We believe that knowledge is real and true, and many of us pursue it with a vigorous devotion akin to kneeling at the altar of God (or we simply stop at the altar and accept the knowledge it claims to offer).
Then, we take our “knowledge,” and we use it as both a weapon and a shield. We turn that which we know to be true into judgments that we use against others while simultaneously protecting ourselves from fear of the unknown or even worse—fear of being wrong—with our sense of righteous certainty.
Knowledge often assumes righteousness—a belief that the information you have gained is indeed objectively true—but this assumes that we are living in a world where objective truth (a) exists and (b) is accessible via human perception.
These two foundational assumptions can neither be denied nor verified, and knowledge itself cannot be proven to exist beyond the realm of human experience.
Imagine—if you will—that there is a large circle and in this circle is whatever is actually real and true.
Imagine that you are living inside the circle, and now, imagine that all other people are living inside the circle with you.
Each individual person has a circle above their heads that is full of “what they know.” And now imagine that all of these individual circles are connected like a tunnel running across the head of every person on Earth.
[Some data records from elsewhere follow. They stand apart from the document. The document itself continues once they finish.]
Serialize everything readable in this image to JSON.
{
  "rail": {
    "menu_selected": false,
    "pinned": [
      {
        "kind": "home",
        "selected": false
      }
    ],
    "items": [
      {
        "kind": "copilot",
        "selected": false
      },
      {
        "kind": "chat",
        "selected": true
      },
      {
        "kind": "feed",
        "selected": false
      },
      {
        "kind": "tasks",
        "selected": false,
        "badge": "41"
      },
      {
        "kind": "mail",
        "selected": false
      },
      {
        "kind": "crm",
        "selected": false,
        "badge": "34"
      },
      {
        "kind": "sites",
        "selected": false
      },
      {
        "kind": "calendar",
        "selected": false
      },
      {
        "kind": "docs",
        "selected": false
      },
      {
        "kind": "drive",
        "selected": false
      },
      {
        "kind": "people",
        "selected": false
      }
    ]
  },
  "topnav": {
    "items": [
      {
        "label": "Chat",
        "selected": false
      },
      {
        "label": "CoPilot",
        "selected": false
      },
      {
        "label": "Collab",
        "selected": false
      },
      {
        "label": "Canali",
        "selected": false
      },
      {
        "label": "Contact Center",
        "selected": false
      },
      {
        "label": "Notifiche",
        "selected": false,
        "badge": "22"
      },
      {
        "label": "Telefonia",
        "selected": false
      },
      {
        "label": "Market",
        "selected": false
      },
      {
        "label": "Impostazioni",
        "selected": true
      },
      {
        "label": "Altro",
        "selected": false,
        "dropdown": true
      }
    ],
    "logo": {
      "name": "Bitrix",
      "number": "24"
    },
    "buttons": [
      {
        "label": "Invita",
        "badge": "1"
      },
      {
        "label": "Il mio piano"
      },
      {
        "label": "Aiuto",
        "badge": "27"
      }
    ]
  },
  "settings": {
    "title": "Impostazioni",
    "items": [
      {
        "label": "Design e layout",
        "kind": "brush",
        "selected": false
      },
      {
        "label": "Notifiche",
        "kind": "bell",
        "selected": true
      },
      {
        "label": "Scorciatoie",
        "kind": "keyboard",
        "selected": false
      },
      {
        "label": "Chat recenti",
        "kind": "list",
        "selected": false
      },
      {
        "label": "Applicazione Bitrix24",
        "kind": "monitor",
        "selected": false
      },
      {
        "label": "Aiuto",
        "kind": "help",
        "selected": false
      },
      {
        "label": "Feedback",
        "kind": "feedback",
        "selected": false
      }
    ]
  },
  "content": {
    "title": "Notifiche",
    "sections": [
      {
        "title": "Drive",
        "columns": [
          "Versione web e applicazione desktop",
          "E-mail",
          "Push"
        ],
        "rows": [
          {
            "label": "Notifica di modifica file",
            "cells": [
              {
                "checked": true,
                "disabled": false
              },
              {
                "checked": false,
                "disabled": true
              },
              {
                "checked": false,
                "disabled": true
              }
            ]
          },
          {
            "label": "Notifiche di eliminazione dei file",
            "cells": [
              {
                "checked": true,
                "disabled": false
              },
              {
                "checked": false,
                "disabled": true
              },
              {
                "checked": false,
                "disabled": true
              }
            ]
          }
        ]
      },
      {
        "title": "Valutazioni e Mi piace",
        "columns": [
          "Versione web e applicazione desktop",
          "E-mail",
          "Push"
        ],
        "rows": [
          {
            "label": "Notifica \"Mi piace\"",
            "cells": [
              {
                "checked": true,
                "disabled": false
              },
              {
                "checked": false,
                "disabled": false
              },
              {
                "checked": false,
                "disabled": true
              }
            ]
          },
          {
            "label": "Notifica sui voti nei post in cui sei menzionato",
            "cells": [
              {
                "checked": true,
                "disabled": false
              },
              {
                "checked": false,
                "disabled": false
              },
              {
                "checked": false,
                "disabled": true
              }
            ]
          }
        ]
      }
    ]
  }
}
Information is flowing through this tunnel like a river of “knowledge,” but there’s no way to prove that the river is actually the same as the large circle in which we all live or that such a circle even exists.
Knowledge—at its best—is a hypothetical reflection of objective truth, and at its worst, is purely a creation of human consciousness (and its interaction with what is experienced as an external reality).
I have often thought that experiences of psychic awareness are evidence of the fact that people are (or can be) connected to all knowledge, that we can access every piece of information that exists in the world—not just through the internet—but by tuning into this interconnected river of flowing information. And my many, many years of experiencing this makes me believe that this is true, but at the same time, I don’t know what this river is, and I recognize that the river itself and what it holds may be an illusion.
We both can access all knowledge, and we have no way of knowing if knowledge itself is anything more than a construction of our own making. We can know everything and nothing at all.
We are all ignorant.
So rather than strive fruitlessly towards attaining knowledge and truth, let us rest in the beauty of uncertainty, the mystery of all we do not know and cannot explain, and let us know that this actually applies to everything.
And that, that is beautiful and magical and mysterious and most importantly, it is enough.
It must be.
Because it is all we will ever have.